Last answered:

10 Aug 2020

Posted on:

06 Aug 2020

0

Determining the null hypothesis and its effect.

Hi, I still don't understand the concept of determining the null hypothesis and its effect on the calculation. In the video I linked below there is the following exercise: "Ajax releases a new dish detergent, called Extreme Ajax+, which they advertise to be able to clean many more dishes with a single bottle." Then you say that H0: μExtremeAjax+ - μAjax ≤ 0. What if Ajax claimed that Ajax+ did not work? In this case the data set would be the same but we have a different conlusion? It does not make sense to me.

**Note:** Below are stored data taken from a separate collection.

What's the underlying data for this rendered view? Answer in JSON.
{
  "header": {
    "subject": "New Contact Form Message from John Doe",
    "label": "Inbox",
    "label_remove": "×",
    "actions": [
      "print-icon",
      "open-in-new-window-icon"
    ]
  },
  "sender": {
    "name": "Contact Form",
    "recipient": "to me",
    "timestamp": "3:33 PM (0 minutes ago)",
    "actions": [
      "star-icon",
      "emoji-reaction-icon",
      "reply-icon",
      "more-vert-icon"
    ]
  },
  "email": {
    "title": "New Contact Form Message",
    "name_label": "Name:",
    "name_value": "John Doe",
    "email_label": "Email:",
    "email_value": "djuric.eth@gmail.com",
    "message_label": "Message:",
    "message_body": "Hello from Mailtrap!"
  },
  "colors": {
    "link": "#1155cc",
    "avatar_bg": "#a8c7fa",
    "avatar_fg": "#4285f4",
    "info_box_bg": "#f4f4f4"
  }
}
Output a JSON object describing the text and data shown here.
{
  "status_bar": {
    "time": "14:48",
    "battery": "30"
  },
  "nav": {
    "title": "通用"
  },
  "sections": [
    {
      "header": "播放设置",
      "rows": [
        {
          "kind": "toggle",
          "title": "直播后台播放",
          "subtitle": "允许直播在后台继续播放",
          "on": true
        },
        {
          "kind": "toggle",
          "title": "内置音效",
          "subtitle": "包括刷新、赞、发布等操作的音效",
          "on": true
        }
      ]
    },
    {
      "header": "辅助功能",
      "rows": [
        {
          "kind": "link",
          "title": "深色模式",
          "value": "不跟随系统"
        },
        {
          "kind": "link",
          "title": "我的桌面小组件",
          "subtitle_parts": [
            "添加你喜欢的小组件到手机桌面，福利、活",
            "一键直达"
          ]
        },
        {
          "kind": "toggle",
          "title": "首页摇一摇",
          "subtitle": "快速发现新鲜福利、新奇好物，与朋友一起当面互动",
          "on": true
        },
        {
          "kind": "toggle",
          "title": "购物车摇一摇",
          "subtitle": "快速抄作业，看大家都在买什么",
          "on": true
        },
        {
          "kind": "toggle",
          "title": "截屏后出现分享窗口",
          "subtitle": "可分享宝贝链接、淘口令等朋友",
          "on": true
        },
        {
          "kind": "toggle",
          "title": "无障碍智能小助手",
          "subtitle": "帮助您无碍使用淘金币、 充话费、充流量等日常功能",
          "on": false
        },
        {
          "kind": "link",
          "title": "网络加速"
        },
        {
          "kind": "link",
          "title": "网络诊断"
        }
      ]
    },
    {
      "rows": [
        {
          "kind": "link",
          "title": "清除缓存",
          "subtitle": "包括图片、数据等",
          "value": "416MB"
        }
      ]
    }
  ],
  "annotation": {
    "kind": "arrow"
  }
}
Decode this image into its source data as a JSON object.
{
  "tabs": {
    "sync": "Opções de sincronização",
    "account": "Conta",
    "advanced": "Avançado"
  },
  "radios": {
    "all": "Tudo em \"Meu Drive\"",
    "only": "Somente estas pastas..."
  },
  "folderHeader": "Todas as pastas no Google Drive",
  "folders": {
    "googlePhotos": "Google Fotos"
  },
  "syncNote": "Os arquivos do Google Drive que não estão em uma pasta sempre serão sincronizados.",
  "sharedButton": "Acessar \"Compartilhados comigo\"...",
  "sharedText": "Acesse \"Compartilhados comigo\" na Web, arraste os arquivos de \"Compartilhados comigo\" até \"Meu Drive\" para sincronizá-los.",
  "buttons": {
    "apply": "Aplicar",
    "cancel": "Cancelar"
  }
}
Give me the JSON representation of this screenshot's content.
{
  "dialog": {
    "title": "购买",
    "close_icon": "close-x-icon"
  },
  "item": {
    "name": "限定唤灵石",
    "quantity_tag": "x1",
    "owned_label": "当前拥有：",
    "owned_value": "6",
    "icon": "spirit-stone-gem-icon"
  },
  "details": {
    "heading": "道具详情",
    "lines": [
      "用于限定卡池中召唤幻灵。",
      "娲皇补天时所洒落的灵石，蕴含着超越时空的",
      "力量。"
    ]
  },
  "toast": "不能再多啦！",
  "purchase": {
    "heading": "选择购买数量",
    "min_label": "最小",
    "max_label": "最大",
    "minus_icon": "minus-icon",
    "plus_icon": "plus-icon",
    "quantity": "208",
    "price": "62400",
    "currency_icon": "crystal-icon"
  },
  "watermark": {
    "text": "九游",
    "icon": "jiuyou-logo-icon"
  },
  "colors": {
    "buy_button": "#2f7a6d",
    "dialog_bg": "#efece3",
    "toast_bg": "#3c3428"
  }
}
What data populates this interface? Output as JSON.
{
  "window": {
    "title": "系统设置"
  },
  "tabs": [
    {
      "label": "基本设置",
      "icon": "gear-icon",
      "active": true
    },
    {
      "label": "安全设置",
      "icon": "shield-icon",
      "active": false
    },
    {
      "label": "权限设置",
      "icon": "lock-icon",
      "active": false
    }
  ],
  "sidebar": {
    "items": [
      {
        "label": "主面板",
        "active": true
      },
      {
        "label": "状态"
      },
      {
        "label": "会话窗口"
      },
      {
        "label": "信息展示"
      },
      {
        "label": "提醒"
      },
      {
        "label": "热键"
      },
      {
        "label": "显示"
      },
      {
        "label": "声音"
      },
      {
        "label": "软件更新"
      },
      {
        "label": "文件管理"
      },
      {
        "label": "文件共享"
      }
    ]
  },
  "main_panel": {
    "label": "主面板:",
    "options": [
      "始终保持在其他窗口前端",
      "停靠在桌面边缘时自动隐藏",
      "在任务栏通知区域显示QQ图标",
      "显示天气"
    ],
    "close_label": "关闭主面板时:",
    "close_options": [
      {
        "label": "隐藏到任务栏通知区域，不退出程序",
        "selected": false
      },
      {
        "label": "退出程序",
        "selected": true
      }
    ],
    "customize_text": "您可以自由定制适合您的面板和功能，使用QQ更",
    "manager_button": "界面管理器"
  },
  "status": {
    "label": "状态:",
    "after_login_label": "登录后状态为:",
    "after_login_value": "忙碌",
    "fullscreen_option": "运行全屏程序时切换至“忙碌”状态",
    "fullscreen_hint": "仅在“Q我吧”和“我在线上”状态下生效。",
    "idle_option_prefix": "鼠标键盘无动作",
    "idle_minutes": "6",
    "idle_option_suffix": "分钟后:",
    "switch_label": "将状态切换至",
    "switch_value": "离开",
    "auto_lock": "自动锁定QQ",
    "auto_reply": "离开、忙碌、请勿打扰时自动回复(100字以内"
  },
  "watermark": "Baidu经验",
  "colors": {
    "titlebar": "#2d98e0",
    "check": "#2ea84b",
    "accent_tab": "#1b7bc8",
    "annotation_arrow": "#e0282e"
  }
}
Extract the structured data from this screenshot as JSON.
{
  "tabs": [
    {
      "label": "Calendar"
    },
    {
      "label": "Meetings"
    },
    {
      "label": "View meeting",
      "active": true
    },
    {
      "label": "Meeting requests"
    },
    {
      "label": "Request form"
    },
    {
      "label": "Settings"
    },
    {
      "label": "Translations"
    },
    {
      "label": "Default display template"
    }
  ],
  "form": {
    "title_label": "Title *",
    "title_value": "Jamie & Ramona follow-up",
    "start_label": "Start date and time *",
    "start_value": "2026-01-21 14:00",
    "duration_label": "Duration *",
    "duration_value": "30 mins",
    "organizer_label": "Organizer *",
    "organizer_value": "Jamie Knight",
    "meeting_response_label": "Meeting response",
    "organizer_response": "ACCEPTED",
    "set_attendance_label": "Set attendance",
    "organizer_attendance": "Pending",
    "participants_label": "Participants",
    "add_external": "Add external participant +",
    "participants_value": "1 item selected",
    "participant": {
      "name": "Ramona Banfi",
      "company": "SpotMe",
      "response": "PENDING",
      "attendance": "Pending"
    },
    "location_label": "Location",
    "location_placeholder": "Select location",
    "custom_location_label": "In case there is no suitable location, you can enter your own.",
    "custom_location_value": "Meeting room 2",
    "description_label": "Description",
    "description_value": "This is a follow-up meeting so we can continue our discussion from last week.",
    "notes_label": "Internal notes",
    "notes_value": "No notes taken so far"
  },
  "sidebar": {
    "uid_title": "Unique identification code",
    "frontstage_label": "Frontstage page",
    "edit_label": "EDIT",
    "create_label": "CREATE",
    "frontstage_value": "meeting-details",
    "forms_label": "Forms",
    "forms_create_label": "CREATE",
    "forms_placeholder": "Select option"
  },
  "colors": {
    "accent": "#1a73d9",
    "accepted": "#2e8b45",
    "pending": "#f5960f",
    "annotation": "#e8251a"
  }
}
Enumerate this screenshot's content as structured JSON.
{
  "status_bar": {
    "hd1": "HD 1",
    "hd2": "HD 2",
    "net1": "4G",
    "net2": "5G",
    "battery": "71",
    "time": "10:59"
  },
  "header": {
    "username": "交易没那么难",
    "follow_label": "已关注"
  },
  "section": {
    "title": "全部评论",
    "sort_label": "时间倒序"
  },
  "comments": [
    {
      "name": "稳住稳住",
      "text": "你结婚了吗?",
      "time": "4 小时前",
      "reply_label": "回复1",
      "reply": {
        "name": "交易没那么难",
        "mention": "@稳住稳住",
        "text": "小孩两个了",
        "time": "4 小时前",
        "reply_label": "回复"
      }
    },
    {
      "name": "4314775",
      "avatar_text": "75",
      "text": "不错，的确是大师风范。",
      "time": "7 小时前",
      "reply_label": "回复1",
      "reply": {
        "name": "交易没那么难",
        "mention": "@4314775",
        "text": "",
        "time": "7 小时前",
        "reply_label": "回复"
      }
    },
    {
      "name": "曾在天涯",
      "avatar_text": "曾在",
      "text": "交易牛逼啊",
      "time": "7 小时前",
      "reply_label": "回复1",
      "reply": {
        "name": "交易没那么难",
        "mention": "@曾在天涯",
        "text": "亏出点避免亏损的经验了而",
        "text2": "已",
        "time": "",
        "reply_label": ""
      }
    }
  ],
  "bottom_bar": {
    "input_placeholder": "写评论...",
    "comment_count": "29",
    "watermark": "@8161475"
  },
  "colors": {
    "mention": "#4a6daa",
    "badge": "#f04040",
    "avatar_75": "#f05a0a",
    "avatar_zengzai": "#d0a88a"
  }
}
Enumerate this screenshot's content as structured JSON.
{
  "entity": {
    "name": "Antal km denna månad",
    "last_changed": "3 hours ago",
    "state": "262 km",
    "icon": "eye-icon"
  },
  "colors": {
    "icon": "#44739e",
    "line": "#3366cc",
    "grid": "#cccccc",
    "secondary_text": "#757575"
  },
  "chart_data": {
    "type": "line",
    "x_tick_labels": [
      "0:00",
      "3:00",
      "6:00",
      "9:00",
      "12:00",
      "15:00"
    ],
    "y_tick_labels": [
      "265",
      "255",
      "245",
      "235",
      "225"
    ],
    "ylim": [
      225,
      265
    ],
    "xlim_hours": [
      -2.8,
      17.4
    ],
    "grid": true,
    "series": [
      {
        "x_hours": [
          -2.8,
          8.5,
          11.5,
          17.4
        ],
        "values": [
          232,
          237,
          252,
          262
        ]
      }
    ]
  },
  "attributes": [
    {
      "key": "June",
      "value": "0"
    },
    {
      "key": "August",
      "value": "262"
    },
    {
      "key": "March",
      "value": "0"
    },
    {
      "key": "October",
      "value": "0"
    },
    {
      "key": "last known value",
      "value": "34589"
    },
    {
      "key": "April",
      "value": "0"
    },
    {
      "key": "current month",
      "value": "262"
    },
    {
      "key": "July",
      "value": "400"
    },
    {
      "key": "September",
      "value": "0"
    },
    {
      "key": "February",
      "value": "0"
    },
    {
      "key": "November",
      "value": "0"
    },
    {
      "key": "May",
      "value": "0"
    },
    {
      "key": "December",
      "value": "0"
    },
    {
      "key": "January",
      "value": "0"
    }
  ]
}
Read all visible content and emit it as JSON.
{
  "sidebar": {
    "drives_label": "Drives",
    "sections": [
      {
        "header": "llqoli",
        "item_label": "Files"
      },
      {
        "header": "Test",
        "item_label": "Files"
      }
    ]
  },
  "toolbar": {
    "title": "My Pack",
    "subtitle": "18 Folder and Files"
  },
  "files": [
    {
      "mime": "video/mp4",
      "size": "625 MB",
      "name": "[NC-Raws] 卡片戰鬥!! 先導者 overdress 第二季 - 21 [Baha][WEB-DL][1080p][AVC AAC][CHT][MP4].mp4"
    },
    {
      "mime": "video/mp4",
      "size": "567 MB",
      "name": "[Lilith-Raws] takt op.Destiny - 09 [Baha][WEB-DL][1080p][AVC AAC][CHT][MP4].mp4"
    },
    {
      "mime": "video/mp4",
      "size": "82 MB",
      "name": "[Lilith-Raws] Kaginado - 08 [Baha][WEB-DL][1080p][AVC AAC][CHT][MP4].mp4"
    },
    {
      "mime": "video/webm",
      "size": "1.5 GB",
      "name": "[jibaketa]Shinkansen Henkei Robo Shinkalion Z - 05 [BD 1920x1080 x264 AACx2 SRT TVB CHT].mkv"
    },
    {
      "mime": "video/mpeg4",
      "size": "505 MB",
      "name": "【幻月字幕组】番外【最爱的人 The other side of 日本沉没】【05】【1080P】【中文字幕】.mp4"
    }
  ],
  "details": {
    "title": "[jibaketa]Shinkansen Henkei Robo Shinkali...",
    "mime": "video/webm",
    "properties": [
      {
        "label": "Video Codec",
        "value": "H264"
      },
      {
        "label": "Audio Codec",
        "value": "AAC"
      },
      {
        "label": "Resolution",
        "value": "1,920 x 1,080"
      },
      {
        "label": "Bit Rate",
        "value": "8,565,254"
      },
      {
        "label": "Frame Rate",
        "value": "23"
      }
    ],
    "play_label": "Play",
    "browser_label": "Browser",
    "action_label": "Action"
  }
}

Then H0 would be: μExtremeAjax+ - μAjax > 0? No matter what the null hypothesis is I got a P value of 0.00964. The problem is that in the first case we reject the null hypothesis and say that Ajax+ is better, and in the second case we also reject the null hypothesis, but in this case it means that Ajax+ is not working, in spite of the fact that the data set is exactly the same so we got a paradox.  So my question is the following: If the H0 is the opposite (because Ajax says an opposite claim), do we get a different P-value? Does the null hypothesis have any effect on our calculation, and if yes, how because I got the same P-value?  Thanks in advance :). GB
1 answers ( 0 marked as helpful)
Posted on:

10 Aug 2020

0
Please guys, answer this question, because I cannot proceed. How does the P-value change if the null hypothesis is the exact opposite? Because, whenever I calculate it, I get the same P-value for the exact opposite null hypothesis, and that is a paradox. Thanks.